The current development comes after some foreign lenders of BYJU'S last week had filed an insolvency plea against the company before the National Company Law Tribunal's (NCLT) Bengaluru bench. They have collectively extended over 85% of BYJU's entire $1.2 billion Term B loan.
Separately, in the wake of a string of controversies, a group of investors of BYJU'S reportedly want to restructure the board by removing its existing members, including Byju Raveendran, from the company board. In their third notice, the investors have again sought an EGM (extraordinary general meeting). They want to adopt key resolutions on governance, compliance, and mismanagement of funds, among others.
They want to "address persistent issues relating to corporate governance, mismanagement and compliance".
BYJU'S parent Think and Learn Private Ltd (TLPL) this week launched a fundraising programme worth $200 million by way of a rights issue, in which existing shareholders can participate. As per the company, the founders of BYJU's, as the largest shareholders, have already invested over $1.1 billion in the company in the last 18 months.
BYJU’S Byju Raveendran said that this rights issue is about those who care the most about “BYJU'S stepping up”. He even assured that BYJU'S was now less than a quarter away from achieving operational profitability.
Over the past two years, the homegrown ed-tech company has been battling problems on all fronts -- from crash crises to mass layoffs to the violations of FEMA (Foreign Exchange Management Act) rules.
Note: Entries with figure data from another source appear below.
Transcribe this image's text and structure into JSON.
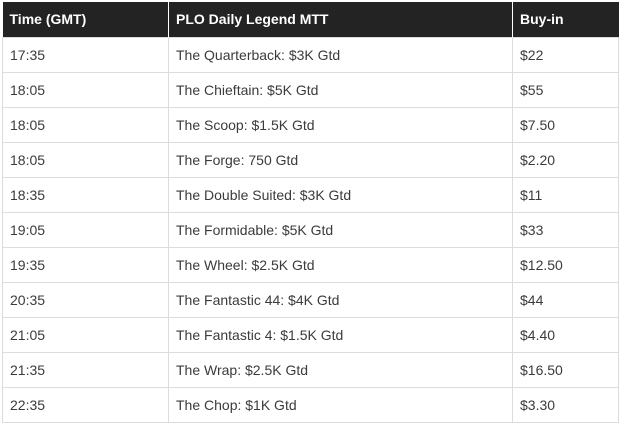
{
  "table": {
    "headers": [
      "Time (GMT)",
      "PLO Daily Legend MTT",
      "Buy-in"
    ],
    "rows": [
      [
        "17:35",
        "The Quarterback: $3K Gtd",
        "$22"
      ],
      [
        "18:05",
        "The Chieftain: $5K Gtd",
        "$55"
      ],
      [
        "18:05",
        "The Scoop: $1.5K Gtd",
        "$7.50"
      ],
      [
        "18:05",
        "The Forge: 750 Gtd",
        "$2.20"
      ],
      [
        "18:35",
        "The Double Suited: $3K Gtd",
        "$11"
      ],
      [
        "19:05",
        "The Formidable: $5K Gtd",
        "$33"
      ],
      [
        "19:35",
        "The Wheel: $2.5K Gtd",
        "$12.50"
      ],
      [
        "20:35",
        "The Fantastic 44: $4K Gtd",
        "$44"
      ],
      [
        "21:05",
        "The Fantastic 4: $1.5K Gtd",
        "$4.40"
      ],
      [
        "21:35",
        "The Wrap: $2.5K Gtd",
        "$16.50"
      ],
      [
        "22:35",
        "The Chop: $1K Gtd",
        "$3.30"
      ]
    ]
  },
  "colors": {
    "header_background": "#232323",
    "header_text": "#ffffff",
    "cell_text": "#3b3b3b",
    "cell_border": "#dcdcdc"
  }
}
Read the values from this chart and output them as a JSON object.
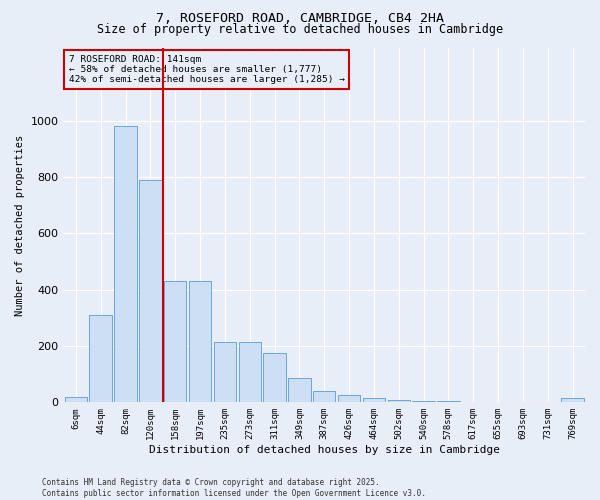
{
  "title1": "7, ROSEFORD ROAD, CAMBRIDGE, CB4 2HA",
  "title2": "Size of property relative to detached houses in Cambridge",
  "xlabel": "Distribution of detached houses by size in Cambridge",
  "ylabel": "Number of detached properties",
  "categories": [
    "6sqm",
    "44sqm",
    "82sqm",
    "120sqm",
    "158sqm",
    "197sqm",
    "235sqm",
    "273sqm",
    "311sqm",
    "349sqm",
    "387sqm",
    "426sqm",
    "464sqm",
    "502sqm",
    "540sqm",
    "578sqm",
    "617sqm",
    "655sqm",
    "693sqm",
    "731sqm",
    "769sqm"
  ],
  "values": [
    20,
    310,
    980,
    790,
    430,
    430,
    215,
    215,
    175,
    85,
    40,
    25,
    15,
    10,
    5,
    5,
    2,
    2,
    2,
    2,
    15
  ],
  "bar_color": "#ccdff5",
  "bar_edge_color": "#5a9bd5",
  "vline_x_index": 3,
  "vline_color": "#cc0000",
  "annotation_text": "7 ROSEFORD ROAD: 141sqm\n← 58% of detached houses are smaller (1,777)\n42% of semi-detached houses are larger (1,285) →",
  "annotation_box_color": "#cc0000",
  "ylim": [
    0,
    1260
  ],
  "yticks": [
    0,
    200,
    400,
    600,
    800,
    1000
  ],
  "footnote1": "Contains HM Land Registry data © Crown copyright and database right 2025.",
  "footnote2": "Contains public sector information licensed under the Open Government Licence v3.0.",
  "bg_color": "#e8eef8",
  "plot_bg_color": "#e8eef8",
  "title1_fontsize": 9.5,
  "title2_fontsize": 8.5
}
Recently, BJU's warned about its ability to "continue as a going concern" in the wake of mounting losses and legal issues.
The company recently said accumulating losses and uncertainty over the outcome of the litigation related to the $1.2 billion Term Loan B facility indicate “a material uncertainty”. It “may cast significant doubt on the company’s ability to continue as a going concern," said BYJU’s.
Raveendran-led company, in the latest filing of its audited FY22 financials with the Finance Ministry's Registrar of Companies (RoC), reported a manifold increase in losses worth ₹8,245 crore for the said fiscal year, primarily driven by mounting losses in its two units -- White Hat Jr and OSMO.
The issues of massive losses, cash crunch, firings, FEMA violations, and governance problems have led to a massive fall in BYJU’S valuation. U.S.-based global asset manager BlackRock this month had also cut the value of its stake in India's foremost ed-tech major to $1 billion from $8.4 billion in May 2023. The current drop in the valuation is a staggering 95% for a company that was valued at $22 billion in early 2022.